At once a look at the Iberian economic crisis and the quick-fix loans that Spanish farmers sought to buy into the financial boom – and which left their initial businesses bankrupt – and a reflection on the inferiority complex that Spain feels in comparison to Germany, the tale centres on a wilful young woman, Alma (Anna Castillo), who embarks on a leap of faith to do the one thing that will make her grandfather Ramón (Manuel Cucala) happy.
Back in Alma’s youth, her unscrupulous father Luis and uncle Alcachofa (Javier Gutiérez) are raising funds to trick out a beachside bar as a family investment. The only block to their plans is the necessary kickback to the town’s mayor. To meet these needs, Luis gets grandfather Ramón to part with the one thing he can’t go without: his millenary olive tree. In a poignant scene, we witness the child Alma climb to the top of the olive tree as it is about to be bulldozed. The bond between granddaughter and her gnarled old “monster” (its tangling roots are thought to resemble one) are reflected in her bond for her grandfather as he lifts her from the tree, and the dastardly olive tree exploiters have their way.

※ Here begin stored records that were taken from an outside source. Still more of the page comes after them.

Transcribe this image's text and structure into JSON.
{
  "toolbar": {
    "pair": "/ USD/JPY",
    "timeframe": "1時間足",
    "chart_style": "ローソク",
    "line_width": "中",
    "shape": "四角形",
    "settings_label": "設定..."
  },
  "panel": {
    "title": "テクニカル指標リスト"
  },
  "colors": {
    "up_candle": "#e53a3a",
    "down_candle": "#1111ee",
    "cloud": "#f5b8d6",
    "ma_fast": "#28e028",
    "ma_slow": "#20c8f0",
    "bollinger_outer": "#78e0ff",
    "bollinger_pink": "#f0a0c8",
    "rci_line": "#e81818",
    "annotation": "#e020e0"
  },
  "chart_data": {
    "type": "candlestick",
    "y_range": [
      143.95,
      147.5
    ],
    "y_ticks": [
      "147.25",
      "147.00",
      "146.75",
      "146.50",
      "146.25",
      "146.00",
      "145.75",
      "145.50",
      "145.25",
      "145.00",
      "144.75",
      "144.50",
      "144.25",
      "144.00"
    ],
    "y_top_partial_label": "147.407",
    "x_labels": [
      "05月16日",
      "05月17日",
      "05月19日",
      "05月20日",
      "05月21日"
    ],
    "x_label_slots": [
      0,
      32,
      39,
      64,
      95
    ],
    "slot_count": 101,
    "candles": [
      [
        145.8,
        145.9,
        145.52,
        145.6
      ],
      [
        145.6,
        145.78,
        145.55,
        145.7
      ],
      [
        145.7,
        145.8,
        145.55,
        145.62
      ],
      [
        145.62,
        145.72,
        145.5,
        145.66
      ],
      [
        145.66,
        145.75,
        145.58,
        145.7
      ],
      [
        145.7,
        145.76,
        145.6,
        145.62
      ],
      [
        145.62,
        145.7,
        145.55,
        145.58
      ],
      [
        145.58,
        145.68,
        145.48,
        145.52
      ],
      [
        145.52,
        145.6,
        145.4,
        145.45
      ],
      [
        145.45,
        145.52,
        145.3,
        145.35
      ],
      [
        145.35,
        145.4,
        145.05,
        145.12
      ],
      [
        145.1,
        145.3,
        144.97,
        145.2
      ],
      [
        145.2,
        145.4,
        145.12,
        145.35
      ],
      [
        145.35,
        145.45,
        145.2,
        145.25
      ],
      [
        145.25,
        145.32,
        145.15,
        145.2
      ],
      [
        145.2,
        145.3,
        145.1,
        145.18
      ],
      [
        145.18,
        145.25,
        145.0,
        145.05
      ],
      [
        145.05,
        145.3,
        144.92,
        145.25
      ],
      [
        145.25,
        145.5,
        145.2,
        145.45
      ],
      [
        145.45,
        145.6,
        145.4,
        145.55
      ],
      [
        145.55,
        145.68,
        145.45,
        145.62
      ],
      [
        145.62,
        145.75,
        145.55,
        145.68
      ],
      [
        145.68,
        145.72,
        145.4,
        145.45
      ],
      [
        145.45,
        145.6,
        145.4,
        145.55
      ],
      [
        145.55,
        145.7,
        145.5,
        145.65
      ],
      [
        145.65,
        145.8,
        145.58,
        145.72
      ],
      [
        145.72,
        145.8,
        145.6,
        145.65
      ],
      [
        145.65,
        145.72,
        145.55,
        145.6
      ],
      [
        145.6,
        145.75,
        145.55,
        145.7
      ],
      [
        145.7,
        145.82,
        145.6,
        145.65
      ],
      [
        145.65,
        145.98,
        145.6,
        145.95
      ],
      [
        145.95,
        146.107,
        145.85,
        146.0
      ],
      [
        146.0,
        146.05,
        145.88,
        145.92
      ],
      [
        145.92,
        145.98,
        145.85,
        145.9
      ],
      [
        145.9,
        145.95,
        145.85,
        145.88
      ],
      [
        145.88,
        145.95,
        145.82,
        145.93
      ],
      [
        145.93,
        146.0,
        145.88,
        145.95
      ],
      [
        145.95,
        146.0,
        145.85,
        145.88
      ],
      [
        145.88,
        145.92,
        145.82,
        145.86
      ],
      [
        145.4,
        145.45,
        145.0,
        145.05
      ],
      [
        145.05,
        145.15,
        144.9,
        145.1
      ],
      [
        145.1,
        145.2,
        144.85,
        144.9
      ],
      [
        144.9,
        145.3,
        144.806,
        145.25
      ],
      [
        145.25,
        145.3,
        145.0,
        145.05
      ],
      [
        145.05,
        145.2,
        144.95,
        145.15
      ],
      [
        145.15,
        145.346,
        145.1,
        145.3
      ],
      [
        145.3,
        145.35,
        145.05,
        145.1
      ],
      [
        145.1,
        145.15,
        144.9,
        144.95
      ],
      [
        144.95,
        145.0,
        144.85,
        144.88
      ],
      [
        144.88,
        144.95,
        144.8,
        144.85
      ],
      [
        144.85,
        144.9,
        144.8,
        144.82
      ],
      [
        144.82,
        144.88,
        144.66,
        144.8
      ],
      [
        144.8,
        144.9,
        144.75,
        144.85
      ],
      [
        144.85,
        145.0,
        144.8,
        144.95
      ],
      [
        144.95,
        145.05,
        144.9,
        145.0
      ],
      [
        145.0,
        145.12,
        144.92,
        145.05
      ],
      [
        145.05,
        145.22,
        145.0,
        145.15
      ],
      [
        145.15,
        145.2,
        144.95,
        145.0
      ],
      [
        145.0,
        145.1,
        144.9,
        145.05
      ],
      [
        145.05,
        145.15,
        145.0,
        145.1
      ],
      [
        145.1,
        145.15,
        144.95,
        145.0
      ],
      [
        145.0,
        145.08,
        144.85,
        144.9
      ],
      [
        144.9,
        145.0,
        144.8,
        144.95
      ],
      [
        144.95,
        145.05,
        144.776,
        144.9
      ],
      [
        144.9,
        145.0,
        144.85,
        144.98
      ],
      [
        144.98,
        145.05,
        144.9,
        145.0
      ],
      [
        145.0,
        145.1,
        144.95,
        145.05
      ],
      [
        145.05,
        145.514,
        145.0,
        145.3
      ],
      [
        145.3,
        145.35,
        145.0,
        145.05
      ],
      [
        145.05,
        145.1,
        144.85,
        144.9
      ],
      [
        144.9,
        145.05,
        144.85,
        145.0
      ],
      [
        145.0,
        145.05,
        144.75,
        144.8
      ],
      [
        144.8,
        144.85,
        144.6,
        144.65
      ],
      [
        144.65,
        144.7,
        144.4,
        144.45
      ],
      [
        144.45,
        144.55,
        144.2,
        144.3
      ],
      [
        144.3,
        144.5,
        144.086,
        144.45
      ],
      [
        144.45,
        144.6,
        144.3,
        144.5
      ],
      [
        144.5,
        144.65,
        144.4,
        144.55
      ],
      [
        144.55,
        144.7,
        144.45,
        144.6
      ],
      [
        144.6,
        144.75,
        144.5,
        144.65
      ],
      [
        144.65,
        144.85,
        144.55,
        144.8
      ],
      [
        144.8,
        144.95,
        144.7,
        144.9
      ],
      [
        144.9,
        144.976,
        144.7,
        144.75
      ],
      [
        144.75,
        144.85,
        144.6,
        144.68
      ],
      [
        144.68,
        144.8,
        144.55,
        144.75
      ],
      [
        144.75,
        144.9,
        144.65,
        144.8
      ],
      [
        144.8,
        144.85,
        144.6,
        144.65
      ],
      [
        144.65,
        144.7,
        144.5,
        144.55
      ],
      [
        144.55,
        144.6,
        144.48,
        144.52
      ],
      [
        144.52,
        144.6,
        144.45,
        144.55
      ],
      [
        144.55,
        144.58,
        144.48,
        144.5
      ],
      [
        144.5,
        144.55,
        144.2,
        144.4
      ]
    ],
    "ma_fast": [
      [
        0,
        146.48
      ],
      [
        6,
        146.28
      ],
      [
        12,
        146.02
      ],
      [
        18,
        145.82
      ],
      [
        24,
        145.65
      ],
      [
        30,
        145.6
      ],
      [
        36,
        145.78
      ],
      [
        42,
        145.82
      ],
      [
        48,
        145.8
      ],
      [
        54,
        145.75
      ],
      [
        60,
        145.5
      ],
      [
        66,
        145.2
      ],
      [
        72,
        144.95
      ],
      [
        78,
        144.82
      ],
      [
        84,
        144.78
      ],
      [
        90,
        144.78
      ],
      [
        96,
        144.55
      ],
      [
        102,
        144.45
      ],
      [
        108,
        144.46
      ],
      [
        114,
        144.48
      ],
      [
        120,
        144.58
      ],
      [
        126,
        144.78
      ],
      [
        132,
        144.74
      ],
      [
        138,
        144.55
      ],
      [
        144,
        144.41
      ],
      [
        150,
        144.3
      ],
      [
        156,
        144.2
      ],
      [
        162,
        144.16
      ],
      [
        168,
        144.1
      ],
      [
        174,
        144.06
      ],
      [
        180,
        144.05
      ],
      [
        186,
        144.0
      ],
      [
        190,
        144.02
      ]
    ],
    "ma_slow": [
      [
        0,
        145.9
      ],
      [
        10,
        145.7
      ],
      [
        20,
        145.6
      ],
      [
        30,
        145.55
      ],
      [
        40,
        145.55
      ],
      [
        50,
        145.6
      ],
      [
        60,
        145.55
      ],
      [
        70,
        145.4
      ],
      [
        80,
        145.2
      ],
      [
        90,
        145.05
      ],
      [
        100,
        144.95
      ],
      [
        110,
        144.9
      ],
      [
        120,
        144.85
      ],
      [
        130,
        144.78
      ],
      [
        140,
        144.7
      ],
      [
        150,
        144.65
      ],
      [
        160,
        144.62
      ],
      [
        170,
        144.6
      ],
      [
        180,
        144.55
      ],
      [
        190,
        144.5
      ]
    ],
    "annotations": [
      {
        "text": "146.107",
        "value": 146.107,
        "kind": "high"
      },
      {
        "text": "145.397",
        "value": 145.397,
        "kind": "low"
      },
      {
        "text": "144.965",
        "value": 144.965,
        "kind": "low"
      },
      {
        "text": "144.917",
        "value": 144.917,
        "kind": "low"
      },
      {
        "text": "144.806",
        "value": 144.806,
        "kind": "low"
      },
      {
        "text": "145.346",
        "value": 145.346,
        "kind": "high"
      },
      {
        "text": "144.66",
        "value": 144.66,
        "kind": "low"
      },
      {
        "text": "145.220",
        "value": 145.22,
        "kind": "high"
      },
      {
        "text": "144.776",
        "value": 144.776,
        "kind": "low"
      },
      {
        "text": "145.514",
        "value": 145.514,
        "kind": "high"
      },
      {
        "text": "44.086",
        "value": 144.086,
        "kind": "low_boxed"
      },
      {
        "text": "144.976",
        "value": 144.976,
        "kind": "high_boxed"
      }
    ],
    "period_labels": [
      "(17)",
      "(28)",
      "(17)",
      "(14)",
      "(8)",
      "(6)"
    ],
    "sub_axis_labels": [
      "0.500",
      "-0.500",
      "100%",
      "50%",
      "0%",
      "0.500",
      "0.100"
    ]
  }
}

Fast-forward a decade, and Alma’s homestead has had a change of use from the high-end olive oil that her grandfather used to make to a battery hen farm. Her grandfather has Alzheimer’s and begins to refuse food. In desperation, Alma finds the olive tree nursery where the tree was dispatched, whereupon her search leads her to Düsseldorf. She summarily hoodwinks a colleague Rafa (Pep Ambròs) and her uncle to go with her, on the pretext that a kindly church minister owns the tree in Düsseldorf and has agreed to return it. “Is he serious? He’s German, he’s a minister, and he’s a Protestant. You don’t get much more serious than that,” she says.
Paul Laverty, the screenwriter (who wrote The Wind That Shakes the Barley), creates an excellent pacing, through realistic interactions as the road movie progresses. It’s remarkable as a film, with wholehearted imagery at its centre and an emphatic message which is part family-based, state-of-the-nation address, but doesn’t become cheesy or cringe-making.
At the bottom of its sincere heart, this is a film about a girl who never got the emotional support she needed from her dad, and leans to her grandfather instead, and will then go to the ends of the earth to protect him.